By Lt. Col. Gregory MajewskiJuly 11, 2016
MONTEREY, Calif. -- More than 100 cyber experts and leaders gathered here recently for Cyber Endeavour, an annual symposium designed to call attention to the ever-changing challenges of securing military and civilian networks from cyber attacks.
The three-day conference focused on emerging threats to "cyber cities" and how a potential attack could impact national security should the worst occur: the crippling of key infrastructure.
"Cyber cities represent the highest level of advancement in a civilization," said Dr. John Arquilla of the Naval Postgraduate School. "We have to develop our own resilience against cyber attacks for today and tomorrow."
The latest population statistics show about 54 percent of the world's population is concentrated around urban areas, with that number projected to grow closer to 70 percent by 2050.
Cyber experts point out that much of the infrastructure for cities across the globe, such as power grids and water treatment plants, predates the Internet, which poses a different set of challenges for those trying to protect it from cyber attacks.
"We are taking advanced technology and connecting it to old infrastructure," said Arquilla. "This opens up the possibility for cities becoming vulnerable to strategic attack."
Virtual cyber ranges are becoming an increasingly important training tool for cyber warriors to train, test and implement cyber security. One of the best training locations is the National Cyber Range in Orlando, Florida.
Range director Peter Christensen said his venue provides the most realistic interpretation of cyberspace, where operators can test the effectiveness of cyber defenses and cyber weapons.
"Cyber cities will be fertile ground to be exploited," said Christensen. "Vulnerabilities must be identified in development and not during deployment. This is why cyber ranges are so important."

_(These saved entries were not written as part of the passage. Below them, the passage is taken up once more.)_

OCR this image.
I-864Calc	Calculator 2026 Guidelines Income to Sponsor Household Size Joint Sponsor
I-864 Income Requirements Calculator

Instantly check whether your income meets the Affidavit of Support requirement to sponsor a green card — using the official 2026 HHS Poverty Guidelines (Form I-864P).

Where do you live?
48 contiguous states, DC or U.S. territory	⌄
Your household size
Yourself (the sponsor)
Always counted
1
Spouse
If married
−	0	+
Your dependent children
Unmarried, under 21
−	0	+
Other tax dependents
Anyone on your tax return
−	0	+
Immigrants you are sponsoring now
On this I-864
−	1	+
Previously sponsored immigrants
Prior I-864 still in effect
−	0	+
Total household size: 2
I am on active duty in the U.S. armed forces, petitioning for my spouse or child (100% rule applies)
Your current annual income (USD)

A panel discussion during Cyber Endeavour focused on defining a cyber city.
"I think what we are talking about is the use of automation to support the population density that we now have in an urban environment," said Cmdr. Pablo Breuer of the Naval Postgraduate School.

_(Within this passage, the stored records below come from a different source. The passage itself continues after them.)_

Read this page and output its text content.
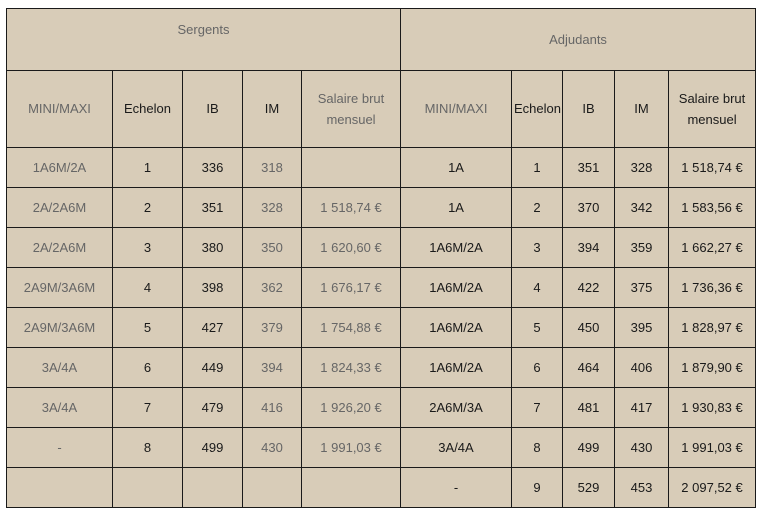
Sergents					Adjudants				
MINI/MAXI	Echelon	IB	IM	Salaire brut mensuel	MINI/MAXI	Echelon	IB	IM	Salaire brut mensuel
1A6M/2A	1	336	318		1A	1	351	328	1 518,74 €
2A/2A6M	2	351	328	1 518,74 €	1A	2	370	342	1 583,56 €
2A/2A6M	3	380	350	1 620,60 €	1A6M/2A	3	394	359	1 662,27 €
2A9M/3A6M	4	398	362	1 676,17 €	1A6M/2A	4	422	375	1 736,36 €
2A9M/3A6M	5	427	379	1 754,88 €	1A6M/2A	5	450	395	1 828,97 €
3A/4A	6	449	394	1 824,33 €	1A6M/2A	6	464	406	1 879,90 €
3A/4A	7	479	416	1 926,20 €	2A6M/3A	7	481	417	1 930,83 €
-	8	499	430	1 991,03 €	3A/4A	8	499	430	1 991,03 €
					-	9	529	453	2 097,52 €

Cyber warriors must rely on variety of skills to successfully support and defend cyber cities, including the abilities to anticipate, predict and assess threats in a team environment.

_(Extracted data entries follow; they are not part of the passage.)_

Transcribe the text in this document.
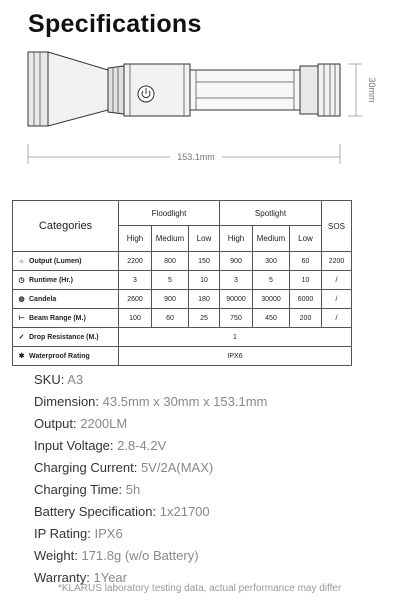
Specifications
30mm
153.1mm
Categories	Floodlight			Spotlight			SOS
	High	Medium	Low	High	Medium	Low	
☼ Output (Lumen)	2200	800	150	900	300	60	2200
◷ Runtime (Hr.)	3	5	10	3	5	10	/
◍ Candela	2600	900	180	90000	30000	6000	/
⊢ Beam Range (M.)	100	60	25	750	450	200	/
✓ Drop Resistance (M.)	1						
✱ Waterproof Rating	IPX6						
SKU: A3
Dimension: 43.5mm x 30mm x 153.1mm
Output: 2200LM
Input Voltage: 2.8-4.2V
Charging Current: 5V/2A(MAX)
Charging Time: 5h
Battery Specification: 1x21700
IP Rating: IPX6
Weight: 171.8g (w/o Battery)
Warranty: 1Year
*KLARUS laboratory testing data, actual performance may differ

The Army Reserve's 335th Signal Command (Theater), based in East Point, Georgia., is responsible for organizing, training, equipping and manning all USAR cyber units.
With the rapid growth in the demand for cyber skills, recruiting and retaining the next generation of cyber warriors has become a key objective for the command.
"In positioning our units in recruiting, a key aspect to our objectives is drawing from a variety of civilian populations so as to bring their unique skill sets into our military capabilities," said Col. James Chatfield, the 335th's chief of operations.
Representatives from the private sector also participated in Cyber Endeavour, illustrating the important role industry plays in defending cyber cities, for both the military and civilian sectors.
Partnerships with government entities in the cybersecurity realm will be critical in the effort to reduce the likelihood of a breach happening, said Jim Patterson of the American International Group.
Cyber Endeavour is sponsored jointly by the 335th, the Department of Defense Information Operations Center for Research, and the Defense Innovation Unit Experimental.